Philbert pensa : « L’aventure est plaisante ; moi, le fils de Don Juan, chez les nonnes : morbleu ! voilà le loup dans la bergerie, l’ennemi chez les vierges ! Rassurez-vous, mes sœurs, je ne chercherai pas à troubler vos cervelles, à semer dans vos chairs les ferments de passion. Je suis le pèlerin, épuisé et dolent, implorant le repos, et n’ayant qu’un désir : vivre très chastement, comme un anachorète, fuir le péché, durant quinze jours, enfin, se libérer même des tentations qui rongent aussi les moelles.

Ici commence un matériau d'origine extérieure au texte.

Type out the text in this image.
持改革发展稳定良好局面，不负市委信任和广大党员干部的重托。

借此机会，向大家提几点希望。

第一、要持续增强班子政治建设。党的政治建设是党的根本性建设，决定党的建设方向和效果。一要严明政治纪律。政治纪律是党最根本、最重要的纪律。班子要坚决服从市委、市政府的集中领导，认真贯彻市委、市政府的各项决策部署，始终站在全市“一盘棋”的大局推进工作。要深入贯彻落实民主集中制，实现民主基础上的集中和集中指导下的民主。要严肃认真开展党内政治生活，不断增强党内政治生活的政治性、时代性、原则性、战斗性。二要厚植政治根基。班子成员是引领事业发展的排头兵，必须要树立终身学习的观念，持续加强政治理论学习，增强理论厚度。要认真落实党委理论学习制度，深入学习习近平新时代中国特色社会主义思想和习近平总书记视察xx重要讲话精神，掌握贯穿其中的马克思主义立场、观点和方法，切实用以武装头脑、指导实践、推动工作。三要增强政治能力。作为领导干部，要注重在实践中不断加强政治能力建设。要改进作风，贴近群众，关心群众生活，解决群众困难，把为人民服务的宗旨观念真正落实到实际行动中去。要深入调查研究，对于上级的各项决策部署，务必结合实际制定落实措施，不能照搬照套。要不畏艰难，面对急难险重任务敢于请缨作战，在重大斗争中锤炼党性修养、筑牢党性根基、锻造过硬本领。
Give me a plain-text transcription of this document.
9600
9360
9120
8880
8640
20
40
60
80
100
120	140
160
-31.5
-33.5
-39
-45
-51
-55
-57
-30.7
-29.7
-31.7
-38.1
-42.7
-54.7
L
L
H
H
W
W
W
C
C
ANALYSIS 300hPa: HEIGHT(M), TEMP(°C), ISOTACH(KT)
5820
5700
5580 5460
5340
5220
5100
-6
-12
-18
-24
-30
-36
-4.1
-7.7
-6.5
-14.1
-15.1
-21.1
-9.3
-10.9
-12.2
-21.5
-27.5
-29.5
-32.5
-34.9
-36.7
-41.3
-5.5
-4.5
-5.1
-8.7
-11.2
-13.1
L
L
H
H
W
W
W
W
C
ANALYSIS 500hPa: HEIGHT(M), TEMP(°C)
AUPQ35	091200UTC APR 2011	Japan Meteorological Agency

Et mon ami l’abbé Le Manach n’aura pas à redouter qu’on lui ravisse sa mystique bonne amie. Mes forces sont à bout ; l’intrépide ennemi des vierges devient vierge lui-même.

Philbert fut accueilli par la supérieure, et se sentit troublé, honteux, déconcerté.

Il lisait dans les yeux de cette sainte femme une telle bonté, une telle grandeur, qu’il lui semblait commettre une mauvaise action, en venant mêler quelques jours de sa vie à l’existence douce et innocente des religieuses. Mais il secoua bientôt cette impression, et même eut pitié de sa faiblesse.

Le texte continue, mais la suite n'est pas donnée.